In May of 2016, I expressed my personal excitement for the release of SAS 360 Discover to the SAS platform, and the subject of predictive marketing analytics. Since then, I have worked with brands across industries like sports, non-profits, and financial services to learn about valuable use cases.
Before diving in, here’s a primer on SAS 360 Discover. Digital analytics is a crowded space of mega-vendor incumbents and niche technology players. For an impartial view, check out the latest Gartner’s Magic Quadrant on digital marketing analytics here. Are you surprised to see the participant with the highest ability to execute?
The technology feeds SAS Platform the recipe to tackle the challenges of digital intelligence. Here’s a breakdown of the underpinnings.
First-Party Digital Data
As semi-structured raw data flows, the SAS 360 Discover data model gets to work (see Figure 2). The structured output provides:
- 22 aggregated tables of all digital interactions flattened for customer-level data stitching, predictive analytics, machine learning, and data science.
- 10 aggregated tables for typical digital analytic reporting, but also custom visualization and reports that one might desire to perform in their favorite software (SAS or something else).
Why do you care?
Here’s my view on digital analytic technologies that claim to solve every imaginable problem. When you want to build a robust, machine learning model to solve a marketing challenge, your vendor informs you can extract the hit or session-level data into your own data analysis environment. They claim to liberate you to explore the depths of the data science world, but there’s an underlying gap that will rear its ugly head.
You want visitor and customer journeys, not hits or sessions. Analytics depend on input data views to maximize its potential. And turning that data into value requires analytics. Nearly every type of business has seen an explosion in the amount of data that it must store, process and understand. Data is everywhere, just waiting to be analyzed. It’s generated by the actions of people and devices. This constant flow of data could put a new level of intelligence within our reach. But at the same time, there is increasing pressure to shorten the time to value, and serious inhibitors stand in our way.
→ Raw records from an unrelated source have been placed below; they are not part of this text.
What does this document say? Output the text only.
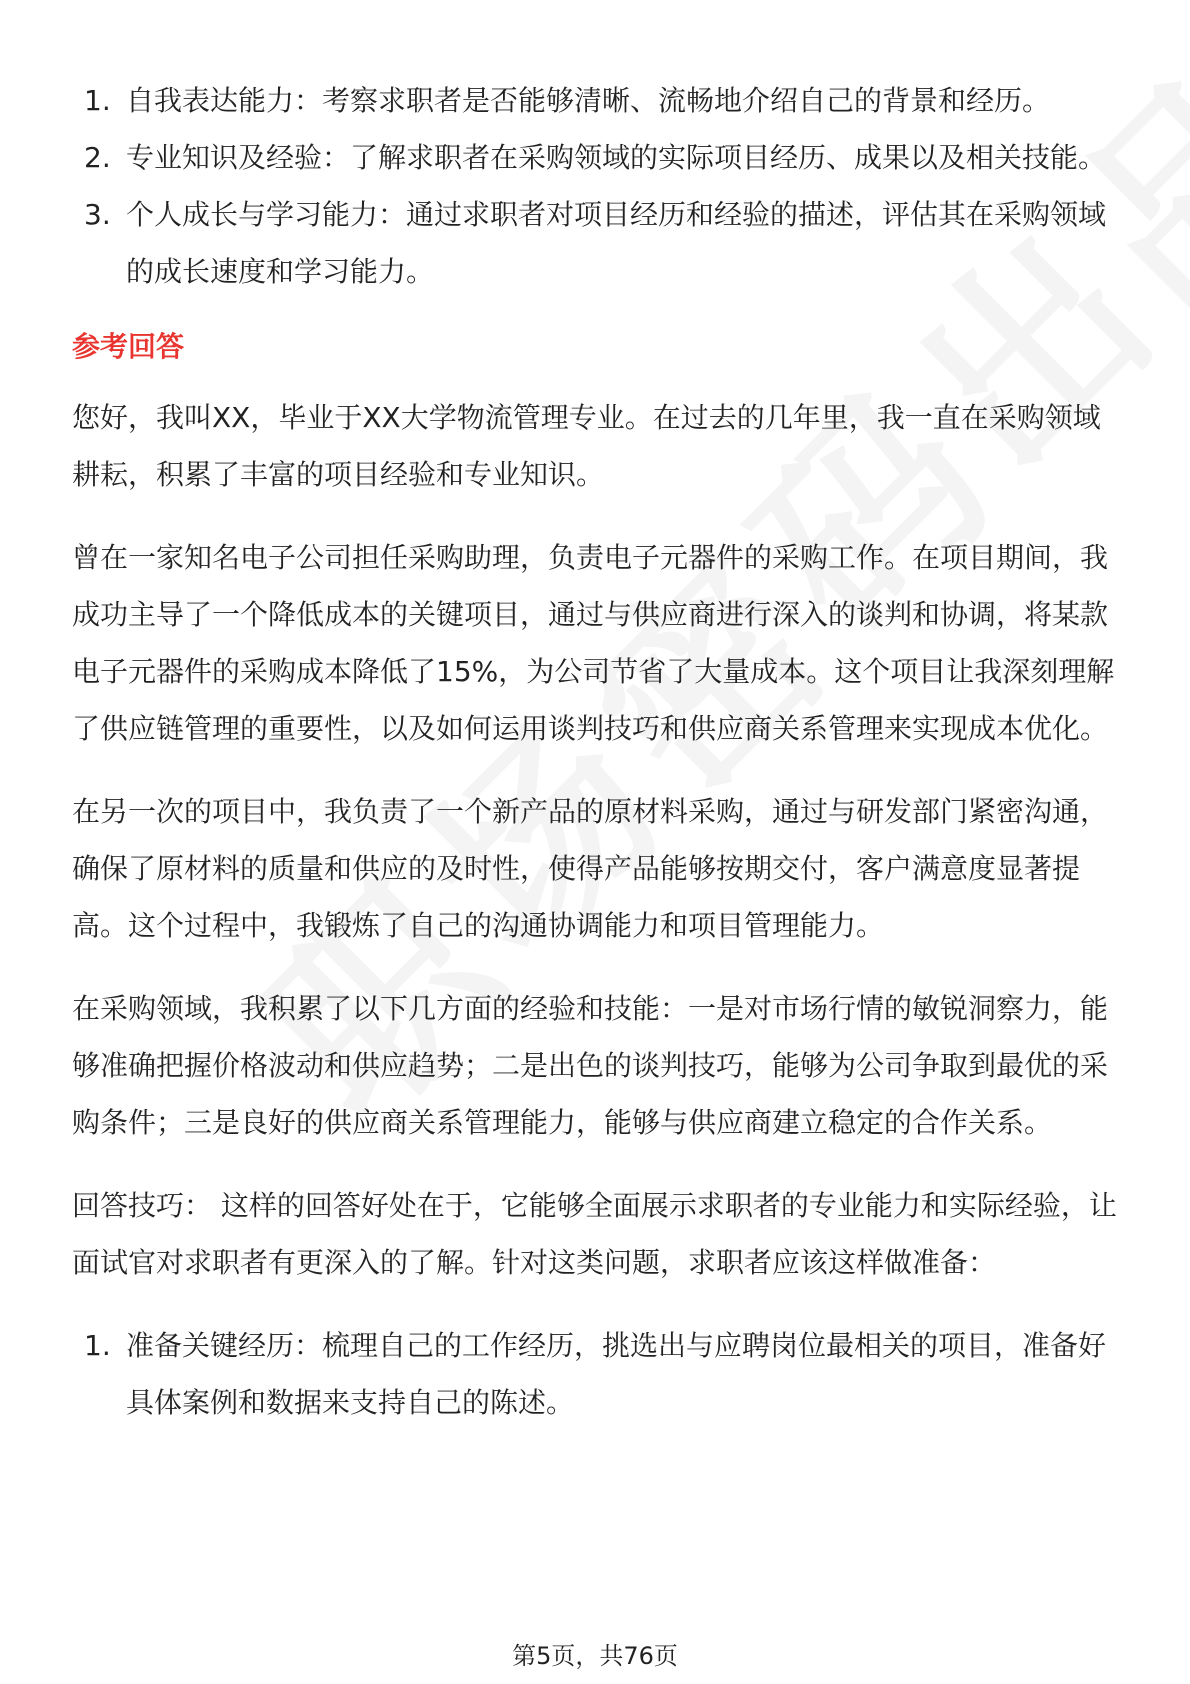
1. 自我表达能力：考察求职者是否能够清晰、流畅地介绍自己的背景和经历。
2. 专业知识及经验：了解求职者在采购领域的实际项目经历、成果以及相关技能。
3. 个人成长与学习能力：通过求职者对项目经历和经验的描述，评估其在采购领域的成长速度和学习能力。
参考回答

您好，我叫XX，毕业于XX大学物流管理专业。在过去的几年里，我一直在采购领域耕耘，积累了丰富的项目经验和专业知识。

曾在一家知名电子公司担任采购助理，负责电子元器件的采购工作。在项目期间，我成功主导了一个降低成本的关键项目，通过与供应商进行深入的谈判和协调，将某款电子元器件的采购成本降低了15%，为公司节省了大量成本。这个项目让我深刻理解了供应链管理的重要性，以及如何运用谈判技巧和供应商关系管理来实现成本优化。

在另一次的项目中，我负责了一个新产品的原材料采购，通过与研发部门紧密沟通，确保了原材料的质量和供应的及时性，使得产品能够按期交付，客户满意度显著提高。这个过程中，我锻炼了自己的沟通协调能力和项目管理能力。

在采购领域，我积累了以下几方面的经验和技能：一是对市场行情的敏锐洞察力，能够准确把握价格波动和供应趋势；二是出色的谈判技巧，能够为公司争取到最优的采购条件；三是良好的供应商关系管理能力，能够与供应商建立稳定的合作关系。

回答技巧： 这样的回答好处在于，它能够全面展示求职者的专业能力和实际经验，让面试官对求职者有更深入的了解。针对这类问题，求职者应该这样做准备：

1. 准备关键经历：梳理自己的工作经历，挑选出与应聘岗位最相关的项目，准备好具体案例和数据来支持自己的陈述。
第5页，共76页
The SAS 360 Discover data model is an accelerator that turns your first-party digital data into value through analytics. Because whether you are a business user, analyst, statistician, coder, or data scientist, I would bet you’ve never been in a meeting with your executive leader to discuss the hardships of data preparation. Value is the result of analytics impacting your marketing strategies (see Figure 3).
Referencing the Gartner study mentioned earlier, the SAS platform’s ability to deliver across all of these flavors of digital intelligence comes into focus (see Figure 4). But there is one area of the study I want to drill into.
Execution System Support
Marketing analytic activities are expected to lead to results, and tools must easily support common execution channels. The topic is so important, Forrester released a report on cross-channel campaign management (i.e. CCCM) earlier this year. The report states:
“Enterprise marketing organizations with sophisticated data and analytics requirements should include SAS on their CCCM shortlist.”
SAS has customers all over the world that use SAS Marketing Automation as part of their CCCM platform. Whether it is a one vendor or multi-vendor technology stack, marketers benefit from SAS Marketing Automation through:
- Direct access to customer data at the enterprise level.
- Ability to view business contexts and information maps to see data relationships and
mapping to provide insight into what data attributes are best to use in campaign
- Ability to easily import data from other SAS or third-party applications to use
in campaign selection and execution.
That last benefit is where SAS 360 Discover dovetails into the mix (see Figure 5). By providing digital customer journey mappings into the information map of SAS Marketing Automation, it becomes just as easy to segment qualified audiences for campaigns using CRM attributes like age, geography, or revenue, as well as digital journey attributes such as site engagement, micro-goals achieved, or number of interactions online in the last 30 days.
The value props cannot be understated: usability, embedded data management, unmatched analytics, and integration of one common, open data model for creating custom processes and selecting online and offline data attributes for cross-channel campaign management.
SAS’ vision is to transform a world of data into a world of intelligence. To this end, data complexity, adoption of machine learning and siloed channels should not be a barrier in 2018.